Resistance To Information Systems Changes

2/21/2005; 6:27 PM

The best part of working in the Information Technology sector is the diversity of hats one must wear on the job. This week as part of the testing phase of the leave management system we were asked to demonstrate the system to two potential power users of the system who have already implemented some scaled down leave systems of their own. What was supposed to be a normal product demo soon turned out into a one sided meeting with these two people trying to convince us why management should not ask them to discard their systems in favor of our new leave management system. This experience got me ranting and blogging about the buzz word of the moment in the organization – change.

It is very important to make a distinction between process change when the users are required to change their working practices and system change where the users are required to change their old system for a new one. In the first case resistance is two-fold because the users are being asked to change their work process (which is probably more difficult than actually changing the system) and also change their information systems or adopt one if it does not already exist. A case in point is the introduction of the Revenue Management System.

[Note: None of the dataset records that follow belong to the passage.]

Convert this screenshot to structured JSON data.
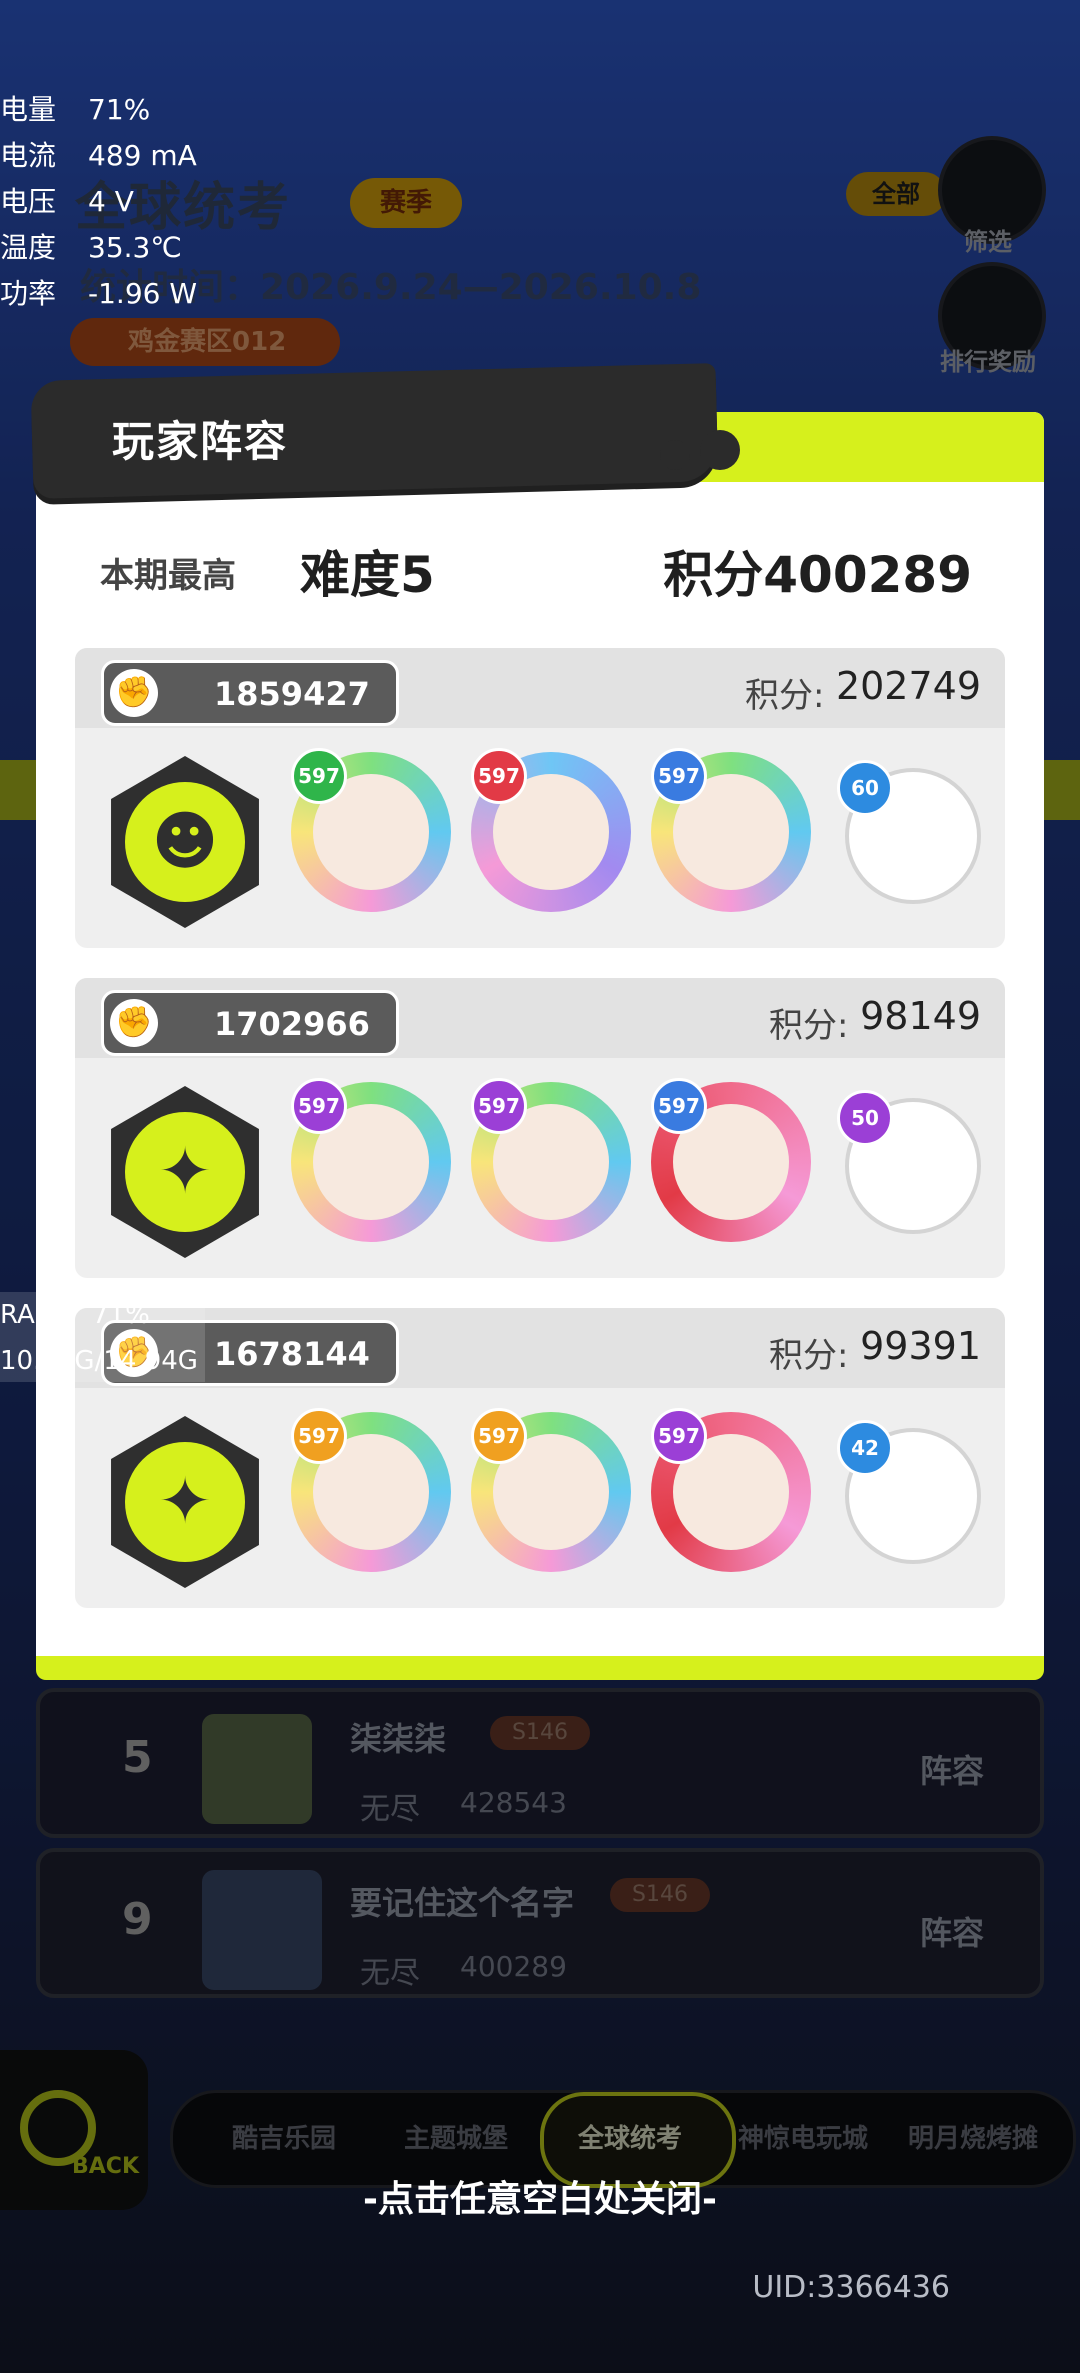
{
  "status_overlay": {
    "rows": [
      {
        "label": "电量",
        "value": "71%"
      },
      {
        "label": "电流",
        "value": "489 mA"
      },
      {
        "label": "电压",
        "value": "4 V"
      },
      {
        "label": "温度",
        "value": "35.3℃"
      },
      {
        "label": "功率",
        "value": "-1.96 W"
      }
    ],
    "ram_label": "RAM",
    "ram_percent": "71%",
    "ram_usage": "10.69G/14.94G"
  },
  "background": {
    "title": "全球统考",
    "season_badge": "赛季",
    "stat_time": "统计时间：2026.9.24—2026.10.8",
    "zone": "鸡金赛区012",
    "filter_all": "全部",
    "filter_label": "筛选",
    "reward_label": "排行奖励"
  },
  "modal": {
    "title": "玩家阵容",
    "best_label": "本期最高",
    "best_difficulty": "难度5",
    "best_score": "积分400289",
    "score_label": "积分:",
    "teams": [
      {
        "id": "1859427",
        "score": "202749",
        "heroes": [
          {
            "lv": "597",
            "color": "#2fb54a"
          },
          {
            "lv": "597",
            "color": "#e23a46"
          },
          {
            "lv": "597",
            "color": "#3a7be0"
          }
        ],
        "pet_lv": "60"
      },
      {
        "id": "1702966",
        "score": "98149",
        "heroes": [
          {
            "lv": "597",
            "color": "#9b3fd6"
          },
          {
            "lv": "597",
            "color": "#9b3fd6"
          },
          {
            "lv": "597",
            "color": "#3a7be0"
          }
        ],
        "pet_lv": "50"
      },
      {
        "id": "1678144",
        "score": "99391",
        "heroes": [
          {
            "lv": "597",
            "color": "#f0a020"
          },
          {
            "lv": "597",
            "color": "#f0a020"
          },
          {
            "lv": "597",
            "color": "#9b3fd6"
          }
        ],
        "pet_lv": "42"
      }
    ]
  },
  "ranking_rows": [
    {
      "rank": "5",
      "name": "柒柒柒",
      "season": "S146",
      "mode": "无尽",
      "score": "428543",
      "lineup": "阵容"
    },
    {
      "rank": "9",
      "name": "要记住这个名字",
      "season": "S146",
      "mode": "无尽",
      "score": "400289",
      "lineup": "阵容"
    }
  ],
  "tabs": [
    "酷吉乐园",
    "主题城堡",
    "全球统考",
    "神惊电玩城",
    "明月烧烤摊"
  ],
  "back_label": "BACK",
  "close_tip": "-点击任意空白处关闭-",
  "uid": "UID:3366436",
  "colors": {
    "accent": "#d6f01c",
    "dark": "#2b2b2b"
  }
}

In this case it is not the system that is generating all the commotion but rather the new work processes that must precede the implementation of the system. These types of systems are likely to be the most difficult and problematic to introduce because they involve the largest amount of change.

In the second case it is only the information system that is being changed so the challenge will probably be less than the first case. The change in this case can either be forced by external factors, for instance when a system is discontinued or not supported anymore, or else the old system no longer serves the business needs and the system must be replaced. From my current experience the latest case is generally the easiest to deal with in terms of change management and ease of transition because the user of the system himself wants change and initiates the change himself with a predisposed willingness to change.

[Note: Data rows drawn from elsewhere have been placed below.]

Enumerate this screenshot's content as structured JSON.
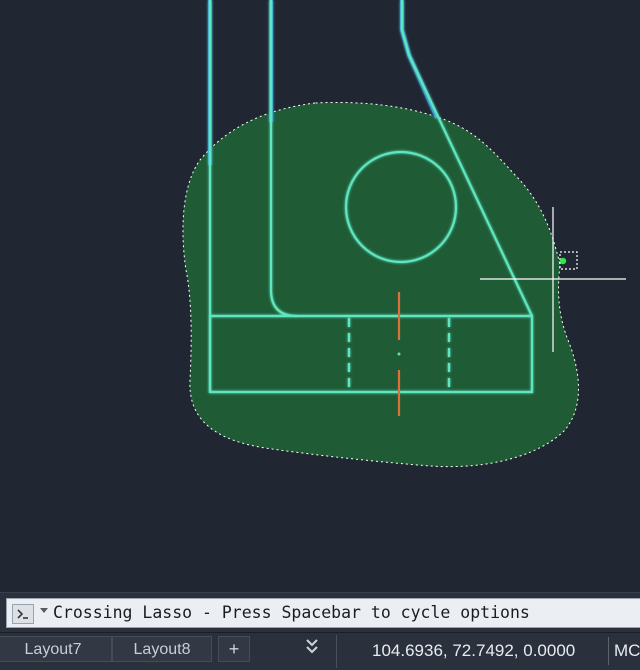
{
  "command_line": {
    "prompt_text": "Crossing Lasso - Press Spacebar to cycle options"
  },
  "layout_tabs": [
    {
      "label": "Layout7"
    },
    {
      "label": "Layout8"
    }
  ],
  "add_tab_label": "+",
  "more_chevron": "⌄",
  "status": {
    "coordinates": "104.6936, 72.7492, 0.0000",
    "model_label": "MC"
  },
  "colors": {
    "canvas": "#212732",
    "lasso_fill": "#1f5c36",
    "geometry": "#5de6c0",
    "highlight_blue": "#3b9fe8",
    "center_mark": "#e0703a",
    "crosshair": "#ffffff"
  },
  "icons": {
    "command_prompt": "prompt-icon",
    "dropdown": "chevron-down-icon",
    "crosshair": "crosshair-cursor-icon"
  }
}
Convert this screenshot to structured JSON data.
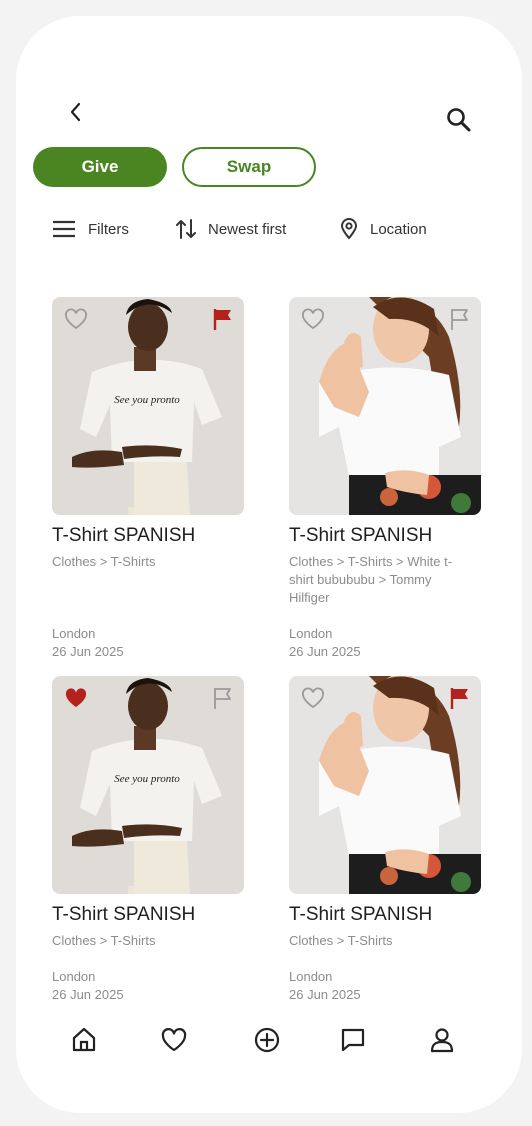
{
  "header": {
    "back_icon": "chevron-left-icon",
    "search_icon": "search-icon"
  },
  "mode_tabs": {
    "give_label": "Give",
    "swap_label": "Swap",
    "active": "Give",
    "accent": "#4a8522"
  },
  "toolbar": {
    "filters_label": "Filters",
    "sort_label": "Newest first",
    "location_label": "Location"
  },
  "items": [
    {
      "title": "T-Shirt SPANISH",
      "category": "Clothes > T-Shirts",
      "location": "London",
      "date": "26 Jun 2025",
      "liked": false,
      "flagged": true,
      "shirt_text": "See you pronto"
    },
    {
      "title": "T-Shirt SPANISH",
      "category": "Clothes > T-Shirts > White t-shirt bubububu > Tommy Hilfiger",
      "location": "London",
      "date": "26 Jun 2025",
      "liked": false,
      "flagged": false
    },
    {
      "title": "T-Shirt SPANISH",
      "category": "Clothes > T-Shirts",
      "location": "London",
      "date": "26 Jun 2025",
      "liked": true,
      "flagged": false,
      "shirt_text": "See you pronto"
    },
    {
      "title": "T-Shirt SPANISH",
      "category": "Clothes > T-Shirts",
      "location": "London",
      "date": "26 Jun 2025",
      "liked": false,
      "flagged": true
    }
  ],
  "bottom_nav": [
    "home-icon",
    "heart-icon",
    "add-circle-icon",
    "chat-icon",
    "profile-icon"
  ],
  "colors": {
    "flag_active": "#b3221c",
    "heart_active": "#b3221c",
    "icon_inactive": "#9a9a9a"
  }
}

The extent and reasons for resistance towards the introduction of new system is a diverse complex subject that manages to marry psychology, sociology and information systems. In the rest of this post I’m going to put forward some of my ideas on the subject based on my limited experience with different users vis-à-vis information systems. Note that I haven’t read literature on the topic yet and no hard facts are presented here.

Communicating the system
The introduction of a system can be considered to start as soon as its introduction is communicated to the users. Inevitably each individual is going to have a different preconception of the system being proposed and this preconception is likely to be affected with the way the new system is communicated to the user. It is interesting to analyze the different ways a new system can be communicated to a user, for instance formal presentations, informal discussions, corridor talk and gossip and what affect do the different methods have on the final acceptance of the system.

Presenting the system
Once the initial presentation of the system is made the user will start formulating an idea about the system based on the information gathered and his current experiences and knowledge. Again a variety of different factors play a role during this stage such as previous experience with the system supplier, experience with similar systems as well as knowledge about the particular domain.

Demonstrating the system
Apart from the preconception about the system per se the user will defiantly have in mind what the system is supposed to achieve. The potential usage and applicability of a system are normally reinforced with the first demonstration of the new system. During this stage the user will look for the commonality between the current system and the new proposed system. This is the first stage were the additional value the new system will bring should become apparent to address the shortcomings of the old system. At this stage the perceived value of the system from the user’s perspective should be made. The new application should provide enough value for the user to alleviate a little bit of the 'problems' with the change over. If the user does not see value in changing the system the resistance is likely to be higher.

Acceptance or rejection
Finally when the whole process of introducing a new system is complete one needs to determine when the user is considered to have accepted the system or adapted to the process being proposed? Are there some cases were the users are so ostensibly stubborn that they have to be actually changed in order to move forward with the new process?

These challenges and tasks in IT are what probably are keeping me at my current job. You get to deal with these different scenarios in sometimes very different problem domains that help you understand a global and more integrated picture of the whole workings of the company. In our case development is only a very small part of what we do, it is this change management and system introduction with all the challenges it brings to everyday life that make the whole thing worth doing.